In later life (read: after my love of comic books had bee overshadowed by my love and girls, bars and chain smoking) I returned to the comic books (I refuse to call them graphic novels) to discover a new aspect that I’d never noticed: the incredible fashion sense of the characters.
Georges Remi always researched his stories thoroughly, ensuring that they were as historically accurate as possible, and when it came to the visuals this can be seen in the clothing. The styles were always apropos, they could always be historically placed, and more often than not they looked damned cool. Take a look at the brown suit at the top of the page, for instance…
Discounting the three quarter length pants, a detail presumably included to highlight Tintin’s youth, this suit is pretty much the same worn by David Tennant in his turn in Doctor Who. Cool, raffishly crumpled and matched with a perfect blue shirt and tie combination. Remi knew what worked.

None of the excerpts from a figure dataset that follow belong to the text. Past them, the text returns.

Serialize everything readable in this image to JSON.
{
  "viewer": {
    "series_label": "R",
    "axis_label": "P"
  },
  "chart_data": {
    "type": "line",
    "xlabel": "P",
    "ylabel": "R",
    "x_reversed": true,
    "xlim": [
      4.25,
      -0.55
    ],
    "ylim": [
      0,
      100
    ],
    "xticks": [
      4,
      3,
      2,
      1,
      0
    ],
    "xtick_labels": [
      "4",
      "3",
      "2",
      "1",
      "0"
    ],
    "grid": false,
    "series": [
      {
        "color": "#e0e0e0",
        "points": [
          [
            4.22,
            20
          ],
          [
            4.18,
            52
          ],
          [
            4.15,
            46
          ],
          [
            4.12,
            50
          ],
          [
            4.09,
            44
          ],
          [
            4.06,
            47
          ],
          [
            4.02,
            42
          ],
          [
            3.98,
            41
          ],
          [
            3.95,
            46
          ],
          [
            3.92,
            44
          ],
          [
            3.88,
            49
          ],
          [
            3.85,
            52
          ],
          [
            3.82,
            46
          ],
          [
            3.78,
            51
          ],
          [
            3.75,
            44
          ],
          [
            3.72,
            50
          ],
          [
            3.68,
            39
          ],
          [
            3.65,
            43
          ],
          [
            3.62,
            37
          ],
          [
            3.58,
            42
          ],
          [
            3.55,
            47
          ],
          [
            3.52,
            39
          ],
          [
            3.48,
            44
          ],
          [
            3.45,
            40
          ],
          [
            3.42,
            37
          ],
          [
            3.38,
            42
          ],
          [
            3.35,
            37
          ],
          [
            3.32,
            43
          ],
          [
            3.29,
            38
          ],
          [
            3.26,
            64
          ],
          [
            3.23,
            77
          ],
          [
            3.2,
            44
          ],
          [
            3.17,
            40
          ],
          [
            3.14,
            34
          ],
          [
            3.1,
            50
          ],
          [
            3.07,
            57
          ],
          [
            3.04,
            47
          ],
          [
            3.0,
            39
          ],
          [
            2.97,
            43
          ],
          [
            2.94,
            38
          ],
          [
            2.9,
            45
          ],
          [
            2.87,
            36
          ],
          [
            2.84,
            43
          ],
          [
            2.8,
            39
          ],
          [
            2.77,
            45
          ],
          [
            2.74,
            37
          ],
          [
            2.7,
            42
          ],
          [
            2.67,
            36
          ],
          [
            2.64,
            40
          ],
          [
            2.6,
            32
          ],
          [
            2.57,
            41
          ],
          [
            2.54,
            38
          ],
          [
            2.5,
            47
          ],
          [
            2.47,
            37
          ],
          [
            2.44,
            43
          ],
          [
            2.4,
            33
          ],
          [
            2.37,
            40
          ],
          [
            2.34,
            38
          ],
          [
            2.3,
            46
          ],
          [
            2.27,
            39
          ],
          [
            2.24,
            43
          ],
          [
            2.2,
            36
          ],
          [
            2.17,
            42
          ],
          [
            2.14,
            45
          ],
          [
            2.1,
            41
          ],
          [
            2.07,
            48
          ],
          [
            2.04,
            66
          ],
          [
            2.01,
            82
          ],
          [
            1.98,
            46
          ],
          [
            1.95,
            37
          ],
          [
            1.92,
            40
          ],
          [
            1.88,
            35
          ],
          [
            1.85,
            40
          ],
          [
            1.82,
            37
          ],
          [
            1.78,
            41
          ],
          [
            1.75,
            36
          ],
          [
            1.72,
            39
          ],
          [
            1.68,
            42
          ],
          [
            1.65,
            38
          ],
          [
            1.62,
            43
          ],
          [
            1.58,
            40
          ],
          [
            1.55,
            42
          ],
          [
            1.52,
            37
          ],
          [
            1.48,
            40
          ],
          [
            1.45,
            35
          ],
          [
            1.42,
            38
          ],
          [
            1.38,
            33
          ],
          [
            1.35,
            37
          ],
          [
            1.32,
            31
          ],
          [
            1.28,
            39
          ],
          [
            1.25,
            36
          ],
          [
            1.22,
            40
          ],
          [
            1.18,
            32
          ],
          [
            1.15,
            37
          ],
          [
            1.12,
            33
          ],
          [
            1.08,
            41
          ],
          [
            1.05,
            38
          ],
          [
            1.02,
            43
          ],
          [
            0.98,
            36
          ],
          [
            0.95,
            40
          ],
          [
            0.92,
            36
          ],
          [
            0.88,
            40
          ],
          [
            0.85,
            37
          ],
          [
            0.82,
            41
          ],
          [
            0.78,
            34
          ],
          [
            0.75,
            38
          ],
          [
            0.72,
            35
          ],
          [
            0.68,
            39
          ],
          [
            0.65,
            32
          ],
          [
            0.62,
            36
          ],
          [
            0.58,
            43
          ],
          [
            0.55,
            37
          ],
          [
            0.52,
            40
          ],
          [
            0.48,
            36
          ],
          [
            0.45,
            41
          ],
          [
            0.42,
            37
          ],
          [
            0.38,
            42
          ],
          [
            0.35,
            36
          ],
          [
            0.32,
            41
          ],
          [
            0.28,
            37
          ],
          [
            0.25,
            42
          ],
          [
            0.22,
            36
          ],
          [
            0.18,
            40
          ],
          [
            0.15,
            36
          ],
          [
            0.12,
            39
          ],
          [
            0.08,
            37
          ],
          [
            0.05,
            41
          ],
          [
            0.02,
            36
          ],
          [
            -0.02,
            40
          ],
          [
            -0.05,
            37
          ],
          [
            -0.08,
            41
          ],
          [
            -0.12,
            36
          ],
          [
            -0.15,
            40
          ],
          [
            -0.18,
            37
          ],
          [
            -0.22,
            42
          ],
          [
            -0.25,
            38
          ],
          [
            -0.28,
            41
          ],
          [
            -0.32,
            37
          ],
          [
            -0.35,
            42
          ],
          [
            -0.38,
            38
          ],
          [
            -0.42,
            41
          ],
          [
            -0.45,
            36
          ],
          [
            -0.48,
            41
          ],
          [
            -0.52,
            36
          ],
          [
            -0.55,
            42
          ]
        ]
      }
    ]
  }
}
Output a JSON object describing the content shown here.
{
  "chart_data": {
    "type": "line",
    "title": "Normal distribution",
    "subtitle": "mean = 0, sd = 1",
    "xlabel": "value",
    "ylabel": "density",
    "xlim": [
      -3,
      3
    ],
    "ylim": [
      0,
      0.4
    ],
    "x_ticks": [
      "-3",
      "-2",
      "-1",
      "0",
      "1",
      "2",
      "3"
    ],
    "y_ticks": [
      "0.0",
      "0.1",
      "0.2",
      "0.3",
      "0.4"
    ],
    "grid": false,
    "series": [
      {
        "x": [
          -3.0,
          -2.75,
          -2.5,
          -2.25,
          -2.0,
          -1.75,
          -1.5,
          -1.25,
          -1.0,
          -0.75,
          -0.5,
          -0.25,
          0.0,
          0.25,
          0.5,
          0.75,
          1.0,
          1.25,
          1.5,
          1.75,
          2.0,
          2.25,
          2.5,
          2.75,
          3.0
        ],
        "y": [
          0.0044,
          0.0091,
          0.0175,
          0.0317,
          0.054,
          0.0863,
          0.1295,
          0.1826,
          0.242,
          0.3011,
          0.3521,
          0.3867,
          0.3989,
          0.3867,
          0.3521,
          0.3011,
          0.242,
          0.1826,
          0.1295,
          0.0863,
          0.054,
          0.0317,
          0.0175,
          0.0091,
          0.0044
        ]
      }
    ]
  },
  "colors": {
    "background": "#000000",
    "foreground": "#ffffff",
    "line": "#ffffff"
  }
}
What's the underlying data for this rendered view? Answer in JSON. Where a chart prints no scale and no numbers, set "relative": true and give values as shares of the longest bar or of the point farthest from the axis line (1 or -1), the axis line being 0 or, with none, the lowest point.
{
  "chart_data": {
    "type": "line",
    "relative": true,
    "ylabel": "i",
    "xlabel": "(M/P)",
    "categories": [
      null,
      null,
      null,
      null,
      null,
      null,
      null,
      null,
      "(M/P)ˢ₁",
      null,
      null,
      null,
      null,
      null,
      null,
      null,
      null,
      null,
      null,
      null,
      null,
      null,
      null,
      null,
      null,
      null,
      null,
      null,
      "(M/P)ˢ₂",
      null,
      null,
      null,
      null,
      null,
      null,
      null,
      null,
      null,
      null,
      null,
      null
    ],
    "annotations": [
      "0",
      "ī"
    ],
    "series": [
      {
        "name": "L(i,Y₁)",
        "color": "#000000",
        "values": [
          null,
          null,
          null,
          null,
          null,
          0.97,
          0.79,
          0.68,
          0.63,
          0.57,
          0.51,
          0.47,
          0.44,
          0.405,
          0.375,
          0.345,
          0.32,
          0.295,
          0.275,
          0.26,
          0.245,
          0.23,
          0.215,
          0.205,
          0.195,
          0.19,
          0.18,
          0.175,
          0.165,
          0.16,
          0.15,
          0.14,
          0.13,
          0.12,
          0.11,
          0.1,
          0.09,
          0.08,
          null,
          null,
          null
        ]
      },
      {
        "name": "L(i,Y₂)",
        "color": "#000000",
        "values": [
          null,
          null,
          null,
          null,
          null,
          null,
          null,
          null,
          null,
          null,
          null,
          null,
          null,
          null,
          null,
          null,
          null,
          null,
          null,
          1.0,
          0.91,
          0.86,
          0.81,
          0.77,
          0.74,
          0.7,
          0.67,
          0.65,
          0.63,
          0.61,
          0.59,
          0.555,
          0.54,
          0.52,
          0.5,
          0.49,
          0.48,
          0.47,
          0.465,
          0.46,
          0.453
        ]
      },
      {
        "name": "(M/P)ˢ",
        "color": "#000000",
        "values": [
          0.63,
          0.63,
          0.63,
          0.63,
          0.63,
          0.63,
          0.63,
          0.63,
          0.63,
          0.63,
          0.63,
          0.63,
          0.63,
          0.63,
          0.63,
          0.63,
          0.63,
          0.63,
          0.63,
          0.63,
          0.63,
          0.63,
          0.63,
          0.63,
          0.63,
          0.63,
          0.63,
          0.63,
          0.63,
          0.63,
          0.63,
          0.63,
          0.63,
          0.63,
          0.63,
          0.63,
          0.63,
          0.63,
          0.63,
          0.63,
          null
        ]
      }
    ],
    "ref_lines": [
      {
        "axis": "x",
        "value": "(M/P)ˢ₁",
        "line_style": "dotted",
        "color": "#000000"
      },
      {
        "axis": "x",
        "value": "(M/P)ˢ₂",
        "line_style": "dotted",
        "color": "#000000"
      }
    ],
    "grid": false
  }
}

Anyway, I’m going a little off topic. While Tintin’ clothing was usually awesome I was always drawn to the outfit of Captain Haddock, the short-tempered drunk with a good line in curse words. Haddock’s appearance is almost Hemingwayesque; he’s usually seen in various states of profanity-laced drunkenness, decked out in his beaten-up captain’s uniform matched with a thick beard and chunky blue turtleneck sweater. This is clearly a man who’s seen too many stormy seas and too few calm waters. He’s a hard-bitten, salt of the earth, pissed up, hairy oaf, short on brains and long on booze.
Even so, he looks damned cool, and a lot of that cool comes directly from the thick blue sweater that’s kept him warm through those cold nights on the ocean all these years.
So, where can you find a blue turtleneck sweater that emulates the Captain Haddock look? Well, we did a little digging around the web and found a few options that closely match the Captain Haddock sweater…
There are precious few options for chunky turtleneck sweaters outside of vintage shops, but we managed to find five thick knits that perfectly evoked the Captain Haddock vibe. You can take a look at our choices through the links above, but here’s our favorite by far (H2H, $36). We absolutely love the knit on this classic sweater, and matched with a dark jacket the look would be spot of for the hard-bitten Captain (or Hemingway character who’s seen too much of the world).
Here is another one sweater from H2H.
By the by, it’s great to see that Spielberg hasn’t tried to play too much with Captain Haddock’s outfit in the new Tintin movie, The Secret of the Unicorn. The original book was centered around Haddock, so it’s a relief to see him appearing in all his drunken glory once more.